≈ prénoms, noms :
otilia, celui que ta mère t'as donné quelques secondes après t'avoir mise au monde.
paju, celui qu'elle avait initialement donné à ta soeur jumelle.
hellenius, nom de famille de ton père.
≈ surnoms :
lia pour tes amis anglophones, mais ta famille t'as toujours appelée otilia, ni plus ni moins.
≈ âge :
vingt-cinq ans. pour le grand monde, c'est un jeune âge, mais elle a déjà l'impression que sa vie s'éternise.
≈ date, lieu de naissance, origines :
dix-huit août mille-neuf-cent quatre-vingt-dix à
siloam springs. ses parents étaient deux étudiants
finlandais quand ils sont venus s'installer en arkansas, quelques temps avant la naissance de leurs filles.
≈ emploi/études : elle prépare un
doctorat en liguinstique anglophone et donne des cours d'anglais à des étrangers sur Internet
≈ orientations sexuelle :
hétérosexuelle, même si ça n'a pas toujours été le cas.
≈ statut matrimonial : la
veuve, c'est comme ça que les membres de sa famille l'appellent, eux qui ne veulent plus entendre parler d'elle ou même prononcer son nom.
≈ statut financier :
moyen, elle vit de son salaire misérable, de sa bourse universitaire et de l'héritage que son mari lui a laissé.
≈ avatar : natalie dormer
≈ crédit(s) : eric ray davidson (photos).
≈ groupe: lungo
≈ souhaites tu être parrainé ? : non merci
un truc à savoir.
elle est née un jour d’août ici, à siloam springs. ses parents se connaissaient depuis trop peu de temps pour que leur union puisse être appréciée de leurs familles respectives, mais ils s’aimaient bien trop pour pouvoir renoncer l’un à l’autre. alors ils sont partis, arrivés ici, après y avoir déjà passé quelques temps dans le cadre d’un jour universitaire. dix-neuf ans, qu’ils avaient, et toute la vie devant eux. mais elle était là, leur vie, alors qu’elle donnait naissance à ses jumelles. un accident, évidemment, mais elles étaient déjà couvertes d’amour, avant même de voir le jour.
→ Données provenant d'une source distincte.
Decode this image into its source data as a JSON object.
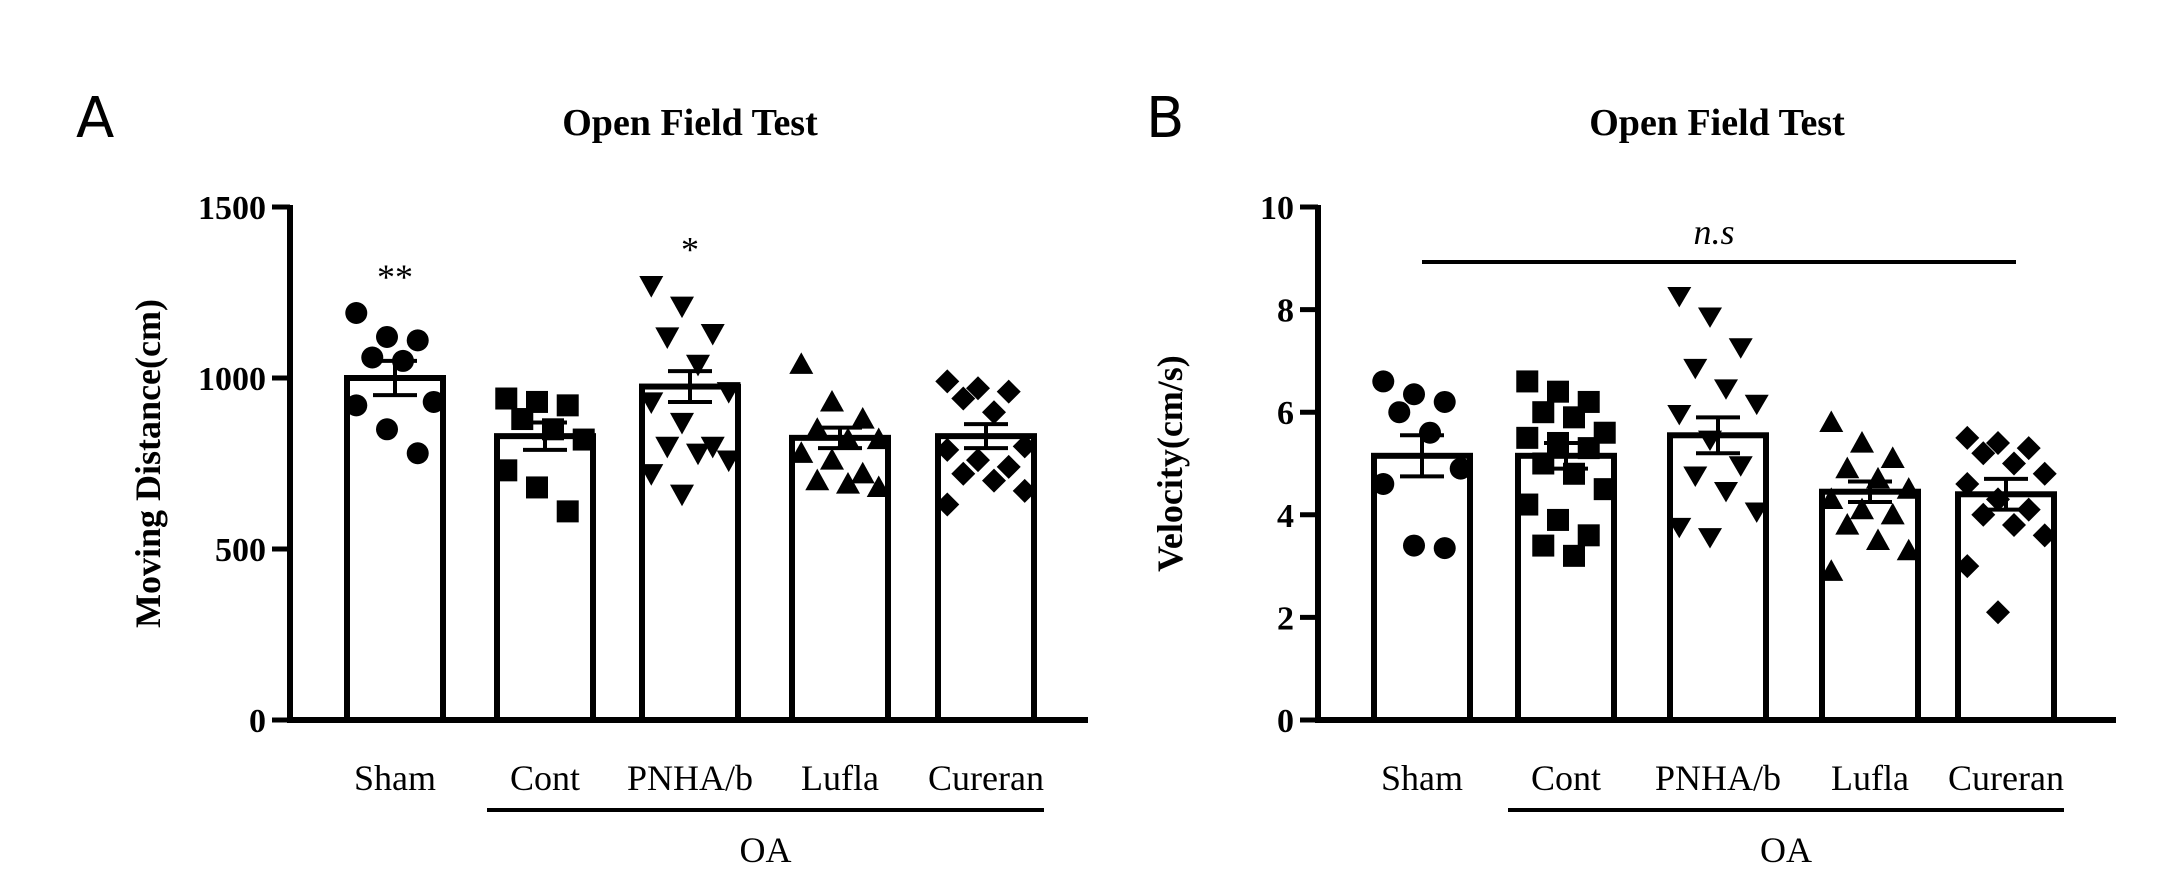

paju, l’aînée, est née treize minutes avant sa sœur, et elle est décédée treize secondes avant qu’otilia pousse ses premiers cris. jamais la survivante n’a vécu en même temps que sa jumelle. jamais les deux sœurs n’ont respiré en même temps, jamais elles n’auront partagé la vie sur cette terre qui était celle de paju, et qui demeure celle d’otilia. et depuis toujours, elle ressent ce vide près d’elle. un manque permanant. c’est presque le même sentiment que l’on a quand on vient de quitter chez soi et qu’on se demande si l’on n’a pas oublié quelque chose derrière nous, sans arriver à savoir quoi. mais elle sait, otilia, ce qui lui manque. une partie d’elle-même.
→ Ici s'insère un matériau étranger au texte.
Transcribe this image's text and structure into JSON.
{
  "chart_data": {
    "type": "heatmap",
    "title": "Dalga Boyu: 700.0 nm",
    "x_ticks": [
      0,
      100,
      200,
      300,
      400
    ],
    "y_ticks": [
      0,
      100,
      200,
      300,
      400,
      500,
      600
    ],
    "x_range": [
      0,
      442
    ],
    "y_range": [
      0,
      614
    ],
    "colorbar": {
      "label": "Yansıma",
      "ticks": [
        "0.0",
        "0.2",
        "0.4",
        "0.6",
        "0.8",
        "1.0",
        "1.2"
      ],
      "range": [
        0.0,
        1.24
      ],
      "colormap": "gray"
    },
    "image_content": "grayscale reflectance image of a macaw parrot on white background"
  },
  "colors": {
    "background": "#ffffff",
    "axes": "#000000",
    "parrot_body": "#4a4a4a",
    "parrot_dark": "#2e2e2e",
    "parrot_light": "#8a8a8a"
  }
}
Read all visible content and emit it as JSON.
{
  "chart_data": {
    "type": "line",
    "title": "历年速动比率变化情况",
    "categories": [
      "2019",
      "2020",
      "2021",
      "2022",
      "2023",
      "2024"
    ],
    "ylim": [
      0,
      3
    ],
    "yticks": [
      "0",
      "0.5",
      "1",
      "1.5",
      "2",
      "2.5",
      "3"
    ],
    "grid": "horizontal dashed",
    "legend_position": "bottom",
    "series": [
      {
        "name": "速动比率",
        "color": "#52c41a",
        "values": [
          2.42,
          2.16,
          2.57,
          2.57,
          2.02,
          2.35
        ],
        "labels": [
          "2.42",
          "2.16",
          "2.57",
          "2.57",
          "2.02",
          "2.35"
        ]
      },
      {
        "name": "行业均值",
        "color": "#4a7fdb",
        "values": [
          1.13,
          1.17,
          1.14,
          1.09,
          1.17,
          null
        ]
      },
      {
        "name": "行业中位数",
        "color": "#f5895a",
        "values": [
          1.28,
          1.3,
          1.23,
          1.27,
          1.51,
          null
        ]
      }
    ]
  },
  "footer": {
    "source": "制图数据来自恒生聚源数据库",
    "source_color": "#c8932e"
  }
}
jumeau un jour, jumeau toujours. trop pensent que jumeau et double sont synonymes – alors qu’ils sont antonyme. être jumeau, c’est être moitié. comment vivre sans une moitié de soi ?
graham, c’est le premier ami qu’elle s’est fait. quel âge avaient-ils, lia ne s’en souvient plus. il a réveillé quelque chose que jusqu’ici, elle ne connaissait pas : un certain goût pour l’aventure, le danger, le présent et non le passé. ensemble, ils s’appelaient
les deux mousquetaires, et rare sont les coups des fameux quatre cent qu’ils n’ont pas réalisés ensemble. tout et n’importe quoi était sujet à l’amusement, car le très british graham campbell possédait l’imagination la plus débordante que vous puissiez concevoir. il la transmettait à sa finlandaise de meilleure amie sans même s’en rendre compte, la tirait du sommeil dans lequel elle s’était plongée sans le vouloir, et dans lequel elle ne semblait pas vouloir sortir. en vérité, même si c’est bien sa mère qui l’a mise au monde, c’est graham qui, en un sens, lui a donné la vie.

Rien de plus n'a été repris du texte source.